Although the incidence of dysautonomia was not high, if not closely monitored, severe respiratory failure may occur, and patients must be transferred to the intensive care unit for management. A quarter of patients required tracheal intubation and the mortality was as high as 40%[2]. We found GlyR antibodies, GAD antibodies, DPPX antibodies, VGKC-complex antibodies in patients with PERM, which was similar to adult cases.
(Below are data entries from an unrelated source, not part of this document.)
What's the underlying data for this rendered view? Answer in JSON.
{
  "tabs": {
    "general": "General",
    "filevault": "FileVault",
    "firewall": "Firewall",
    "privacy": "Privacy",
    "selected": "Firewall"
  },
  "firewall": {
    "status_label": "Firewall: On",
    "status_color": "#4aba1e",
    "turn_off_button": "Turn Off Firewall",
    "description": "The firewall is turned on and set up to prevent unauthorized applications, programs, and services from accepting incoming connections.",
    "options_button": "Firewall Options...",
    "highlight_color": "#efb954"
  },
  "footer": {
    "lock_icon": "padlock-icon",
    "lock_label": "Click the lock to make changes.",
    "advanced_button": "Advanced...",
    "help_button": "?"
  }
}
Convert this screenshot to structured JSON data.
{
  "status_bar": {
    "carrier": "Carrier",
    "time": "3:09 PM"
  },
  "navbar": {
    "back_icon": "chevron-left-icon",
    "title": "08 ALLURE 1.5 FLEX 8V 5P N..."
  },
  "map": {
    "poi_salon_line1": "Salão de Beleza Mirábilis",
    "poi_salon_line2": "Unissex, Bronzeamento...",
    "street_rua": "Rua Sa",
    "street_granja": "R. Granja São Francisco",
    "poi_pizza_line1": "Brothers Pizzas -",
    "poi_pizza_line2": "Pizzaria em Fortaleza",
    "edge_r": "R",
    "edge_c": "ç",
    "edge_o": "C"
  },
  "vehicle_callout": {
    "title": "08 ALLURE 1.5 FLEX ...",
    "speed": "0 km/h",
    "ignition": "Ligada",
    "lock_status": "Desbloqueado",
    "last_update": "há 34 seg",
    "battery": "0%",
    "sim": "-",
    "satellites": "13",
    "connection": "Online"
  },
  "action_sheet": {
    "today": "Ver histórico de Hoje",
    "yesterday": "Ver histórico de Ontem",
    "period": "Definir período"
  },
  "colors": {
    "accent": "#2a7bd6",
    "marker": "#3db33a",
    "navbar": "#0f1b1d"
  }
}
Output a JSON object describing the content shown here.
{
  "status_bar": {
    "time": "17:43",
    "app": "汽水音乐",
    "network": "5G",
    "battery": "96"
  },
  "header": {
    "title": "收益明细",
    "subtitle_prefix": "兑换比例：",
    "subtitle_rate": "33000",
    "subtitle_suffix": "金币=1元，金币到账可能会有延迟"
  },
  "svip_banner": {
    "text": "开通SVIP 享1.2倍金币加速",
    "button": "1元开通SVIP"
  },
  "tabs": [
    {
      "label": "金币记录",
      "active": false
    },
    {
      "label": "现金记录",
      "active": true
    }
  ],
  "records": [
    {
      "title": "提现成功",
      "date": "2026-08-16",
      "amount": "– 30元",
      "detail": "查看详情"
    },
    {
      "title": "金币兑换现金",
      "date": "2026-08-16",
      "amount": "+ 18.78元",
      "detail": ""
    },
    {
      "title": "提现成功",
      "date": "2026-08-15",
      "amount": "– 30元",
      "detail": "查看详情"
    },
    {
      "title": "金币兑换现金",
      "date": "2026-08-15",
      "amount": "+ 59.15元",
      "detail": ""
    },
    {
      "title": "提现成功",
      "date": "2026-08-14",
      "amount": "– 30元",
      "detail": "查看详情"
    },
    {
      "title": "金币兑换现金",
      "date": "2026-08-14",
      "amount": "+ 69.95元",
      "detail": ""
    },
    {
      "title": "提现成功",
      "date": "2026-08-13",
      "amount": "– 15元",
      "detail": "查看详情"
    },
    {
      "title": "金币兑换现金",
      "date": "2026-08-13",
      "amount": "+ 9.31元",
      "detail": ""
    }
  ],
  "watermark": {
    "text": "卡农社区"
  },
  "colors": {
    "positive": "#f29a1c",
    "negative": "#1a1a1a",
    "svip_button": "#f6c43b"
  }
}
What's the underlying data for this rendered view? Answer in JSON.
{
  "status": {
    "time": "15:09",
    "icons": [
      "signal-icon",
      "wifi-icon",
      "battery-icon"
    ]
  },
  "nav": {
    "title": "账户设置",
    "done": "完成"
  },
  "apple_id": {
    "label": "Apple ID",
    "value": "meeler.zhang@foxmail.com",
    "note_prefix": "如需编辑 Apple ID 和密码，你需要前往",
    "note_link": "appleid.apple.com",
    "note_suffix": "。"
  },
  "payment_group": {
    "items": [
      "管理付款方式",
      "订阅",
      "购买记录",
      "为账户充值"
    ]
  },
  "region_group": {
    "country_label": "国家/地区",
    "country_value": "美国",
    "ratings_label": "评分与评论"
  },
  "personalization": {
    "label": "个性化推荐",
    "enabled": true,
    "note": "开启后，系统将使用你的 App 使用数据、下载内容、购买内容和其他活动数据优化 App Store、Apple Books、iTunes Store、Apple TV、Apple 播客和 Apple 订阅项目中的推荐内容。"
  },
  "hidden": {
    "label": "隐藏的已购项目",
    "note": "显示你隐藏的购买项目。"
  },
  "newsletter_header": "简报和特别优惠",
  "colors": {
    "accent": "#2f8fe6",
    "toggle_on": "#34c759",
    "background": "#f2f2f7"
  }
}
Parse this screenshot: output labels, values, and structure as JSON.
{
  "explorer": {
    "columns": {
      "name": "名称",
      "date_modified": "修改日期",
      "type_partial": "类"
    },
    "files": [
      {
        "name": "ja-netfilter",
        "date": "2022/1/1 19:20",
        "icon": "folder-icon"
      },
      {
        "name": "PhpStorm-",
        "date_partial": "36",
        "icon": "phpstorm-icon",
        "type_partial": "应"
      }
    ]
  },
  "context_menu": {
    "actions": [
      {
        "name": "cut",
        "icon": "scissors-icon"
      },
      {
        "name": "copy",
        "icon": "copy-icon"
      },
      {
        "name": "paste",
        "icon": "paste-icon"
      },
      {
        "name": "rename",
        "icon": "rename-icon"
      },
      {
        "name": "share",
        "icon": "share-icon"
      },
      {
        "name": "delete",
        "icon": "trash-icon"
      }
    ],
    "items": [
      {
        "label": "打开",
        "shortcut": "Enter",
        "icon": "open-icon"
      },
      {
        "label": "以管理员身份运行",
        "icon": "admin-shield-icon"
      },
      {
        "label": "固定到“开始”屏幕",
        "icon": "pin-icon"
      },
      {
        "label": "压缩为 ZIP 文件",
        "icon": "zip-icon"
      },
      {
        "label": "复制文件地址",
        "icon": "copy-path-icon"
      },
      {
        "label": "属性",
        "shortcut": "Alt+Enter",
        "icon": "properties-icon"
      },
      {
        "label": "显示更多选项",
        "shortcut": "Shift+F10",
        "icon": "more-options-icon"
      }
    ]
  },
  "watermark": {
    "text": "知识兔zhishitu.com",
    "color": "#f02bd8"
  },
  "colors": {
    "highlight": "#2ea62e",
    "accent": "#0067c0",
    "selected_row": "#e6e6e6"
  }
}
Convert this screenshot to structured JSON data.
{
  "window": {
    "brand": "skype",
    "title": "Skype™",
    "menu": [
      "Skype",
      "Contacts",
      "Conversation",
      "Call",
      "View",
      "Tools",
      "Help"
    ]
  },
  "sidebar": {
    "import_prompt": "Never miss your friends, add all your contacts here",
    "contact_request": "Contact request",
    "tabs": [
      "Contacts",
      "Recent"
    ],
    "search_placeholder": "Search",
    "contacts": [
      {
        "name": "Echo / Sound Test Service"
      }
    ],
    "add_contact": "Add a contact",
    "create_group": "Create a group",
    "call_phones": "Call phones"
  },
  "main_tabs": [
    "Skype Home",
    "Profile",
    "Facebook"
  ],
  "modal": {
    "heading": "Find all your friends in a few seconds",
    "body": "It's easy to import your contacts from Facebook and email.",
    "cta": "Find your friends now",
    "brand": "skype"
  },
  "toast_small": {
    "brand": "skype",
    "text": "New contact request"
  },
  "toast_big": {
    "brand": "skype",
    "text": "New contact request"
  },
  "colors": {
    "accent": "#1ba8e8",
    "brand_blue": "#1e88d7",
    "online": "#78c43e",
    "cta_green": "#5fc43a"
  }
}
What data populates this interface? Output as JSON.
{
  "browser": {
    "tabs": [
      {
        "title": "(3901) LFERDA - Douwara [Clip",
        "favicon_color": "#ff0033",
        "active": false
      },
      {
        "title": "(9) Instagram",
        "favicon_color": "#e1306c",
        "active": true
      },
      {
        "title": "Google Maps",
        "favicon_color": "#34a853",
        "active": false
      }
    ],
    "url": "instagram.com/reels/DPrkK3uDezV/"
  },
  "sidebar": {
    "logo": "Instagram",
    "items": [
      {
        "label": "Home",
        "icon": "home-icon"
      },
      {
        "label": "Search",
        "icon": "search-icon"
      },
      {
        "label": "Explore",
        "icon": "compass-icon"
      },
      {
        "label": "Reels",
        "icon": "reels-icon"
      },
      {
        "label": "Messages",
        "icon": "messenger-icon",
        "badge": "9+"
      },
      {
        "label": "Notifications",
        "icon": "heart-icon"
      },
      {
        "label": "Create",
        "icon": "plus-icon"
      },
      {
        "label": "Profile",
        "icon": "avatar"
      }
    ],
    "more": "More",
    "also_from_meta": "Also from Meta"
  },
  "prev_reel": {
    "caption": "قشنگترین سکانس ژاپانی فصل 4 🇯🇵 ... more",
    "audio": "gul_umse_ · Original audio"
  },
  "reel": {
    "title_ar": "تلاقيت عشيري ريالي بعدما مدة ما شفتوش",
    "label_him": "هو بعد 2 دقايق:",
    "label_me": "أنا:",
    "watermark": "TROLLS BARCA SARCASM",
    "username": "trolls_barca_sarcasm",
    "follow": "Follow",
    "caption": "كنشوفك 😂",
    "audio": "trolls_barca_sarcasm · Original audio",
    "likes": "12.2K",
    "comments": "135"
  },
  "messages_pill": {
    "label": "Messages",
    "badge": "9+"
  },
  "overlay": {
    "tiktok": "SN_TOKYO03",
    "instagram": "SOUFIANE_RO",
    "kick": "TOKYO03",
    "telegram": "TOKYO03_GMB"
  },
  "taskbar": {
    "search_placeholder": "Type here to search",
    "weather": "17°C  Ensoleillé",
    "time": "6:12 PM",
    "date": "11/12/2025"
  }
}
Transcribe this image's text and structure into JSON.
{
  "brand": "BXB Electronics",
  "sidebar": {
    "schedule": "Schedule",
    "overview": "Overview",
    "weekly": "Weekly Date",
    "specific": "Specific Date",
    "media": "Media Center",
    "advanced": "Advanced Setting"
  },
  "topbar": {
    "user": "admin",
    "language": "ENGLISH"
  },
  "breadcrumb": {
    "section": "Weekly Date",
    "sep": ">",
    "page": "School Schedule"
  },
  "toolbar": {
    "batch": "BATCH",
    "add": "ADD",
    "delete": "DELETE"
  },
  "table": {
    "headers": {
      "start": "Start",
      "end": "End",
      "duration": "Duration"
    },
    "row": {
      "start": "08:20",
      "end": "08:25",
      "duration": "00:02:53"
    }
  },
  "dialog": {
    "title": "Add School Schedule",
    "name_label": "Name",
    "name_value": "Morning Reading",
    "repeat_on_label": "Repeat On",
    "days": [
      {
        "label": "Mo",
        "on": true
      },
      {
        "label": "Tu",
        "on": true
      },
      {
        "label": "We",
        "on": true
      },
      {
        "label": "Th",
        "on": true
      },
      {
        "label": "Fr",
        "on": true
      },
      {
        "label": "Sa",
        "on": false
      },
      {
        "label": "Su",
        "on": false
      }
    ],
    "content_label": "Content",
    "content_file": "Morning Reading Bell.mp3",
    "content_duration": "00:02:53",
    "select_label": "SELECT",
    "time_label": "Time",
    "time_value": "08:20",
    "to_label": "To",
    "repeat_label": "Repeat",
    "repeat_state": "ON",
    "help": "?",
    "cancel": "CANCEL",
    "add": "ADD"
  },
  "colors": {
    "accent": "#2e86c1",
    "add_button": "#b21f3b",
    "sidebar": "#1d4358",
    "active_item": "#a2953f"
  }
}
So far there is no consensus on the treatment recommendations of PERM, which mainly consist of immunotherapy and symptomatic treatment, similar to treatment for adults[7, 8, 11, 12]. Newsome and Johnson proposed an upgraded approach to immunotherapy[7]: (1) IVIG, corticosteroids, or plasma exchange; (2) plasma exchange, rituximab, mycophenolate mofetil, azathioprine, or a combination of therapies; (3) cyclophosphamide or a combination of therapies; (4) stem cell therapy. If the patient is experiencing acute exacerbations during the treatment of symptoms, then immunotherapy should be considered. If the patient does not respond to the above treatments, escalating to a stronger immunotherapy should be appropriate to consider. It is recommended to start immunotherapy within two months of onset[8]. There is little literature on the long-term prognosis of PERM. 18% of patients experienced a chronic disease course and acute exacerbation. Residual sequelae and recurrence are common. The time to relapse varies, ranging from a few weeks to nine years after onset[13]. Long-term follow-up is crucial for disease management. Our patient did not display the relevant antibodies that have been reported so far. He presented acutely and had periods of exacerbation. Treatment response tended to fluctuate during the acute disease phase. He demonstrated a significant response to the combined escalation approach of immunotherapy: IVIG, corticosteroids, plasma exchange, and rituximab, and displayed consistent improvement later. So far, this patient has no recurrence. The reason why our patients responded poorly to initial treatment was not yet clear. Some studies found that the seronegative group had a poor response, with only 18% of patients having a substantial response and 9% having a partial response. However, no recurrence occurred in this group[8].
All current pediatric cases were reported in this study in order to increase the awareness of this disease among pediatricians. Overall, PERM is a rare disease that requires a combination of signs and symptoms as well as accessory examination to diagnose. Early diagnosis is important for the health of children with PERM because treatment with symptomatic management and immunotherapy may help save lives and improve long-term prognosis. Pediatricians need to be familiar with the clinical manifestations of the disease in order to initiate appropriate treatment.